Texte intégral
R É P U B L I Q U E F R A N Ç A I S E
COUR D ' A P P E L D E B O R D E A U X
N° RG 23/00142 - N° Portalis DBVJ-V-B7H-NKNW
ORDONNANCE
Le TRENTE JUIN DEUX MILLE VINGT TROIS à 14 H 00
Nous, Sylvie TRONCHE, conseillère à la Cour d'appel de Bordeaux, agissant par délégation de madame la première présidente de ladite Cour, assistée de François CHARTAUD, greffier,
En l'absence du Ministère Public, dûment avisé,
En présence de Monsieur [R] [V], représentant du Préfet de La Gironde,
En présence de Monsieur [F] [N] [D], né le 12 Septembre 1982 à [Localité 2] (CONGO - RDC), de nationalité Congolaise, et de son conseil Maître Maïwenn PARDOE,
Vu la procédure suivie contre Monsieur [F] [N] [D], né le 12 Septembre 1982 à [Localité 2] (CONGO - RDC), de nationalité Congolaise et l'arrêté préfectoral de remise du 22 septembre 2022 visant l'intéressé,
Vu l'ordonnance rendue le 28 juin 2023 à 11h59 par le juge des libertés et de la détention au tribunal judiciaire de Bordeaux, ordonnant la prolongation de la rétention administrative de Monsieur [F] [N] [D], pour une durée de 28 jours à l'issue du délai de 48 heures de la rétention,
Vu l'appel interjeté par le conseil de Monsieur [F] [N] [D], né le 12 Septembre 1982 à [Localité 2] (CONGO - RDC), de nationalité Congolaise, le 28 juin 2023 à 23h03,
Vu l'avis de la date et de l'heure de l'audience prévue pour les débats donné aux parties,
Vu la plaidoirie de Maître Maïwenn PARDOE, conseil de Monsieur [F] [N] [D], ainsi que les observations de Monsieur [R] [V], représentant de la préfecture de La Gironde et les explications de Monsieur [F] [N] [D] qui a eu la parole en dernier,
A l'audience, Madame la Conseillère a indiqué que la décision serait rendue le 29 juin 2022 à 14h00,
Avons rendu l'ordonnance suivante :
FAITS ET PROCÉDURE
M. [N] [D], se disant de nationalité congolaise, a été interpellé le 23 juin 2023 pour des faits d'arrestation, d' enlèvement et de séquestration ou de détention arbitraire de mineur de 15 ans.

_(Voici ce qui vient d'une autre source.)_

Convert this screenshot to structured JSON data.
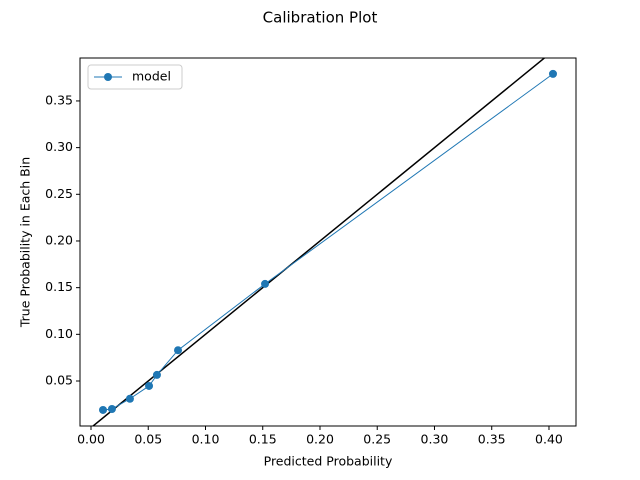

Il a fait l'objet le 22 septembre 2022 d'un arrêté de remise à la Grèce pris par le préfet de la Gironde.
Par arrêté pris par le préfet de la Gironde le 24 juin 2023 notifié à 16 heures, le placement en rétention administrative de M. [N] [D] a été ordonné pour une durée de 48 heures.
Par requête reçue le 26 juin 2023 à 15 heures 38, le préfet de la Gironde a sollicité du juge des libertés et de la détention de Bordeaux, au visa des articles L.742-1 à L.742-3 du Code de l'Entrée et du Séjour des Étrangers et du Droit d'Asile, la prolongation de sa rétention administrative pour une durée maximale de 28 jours.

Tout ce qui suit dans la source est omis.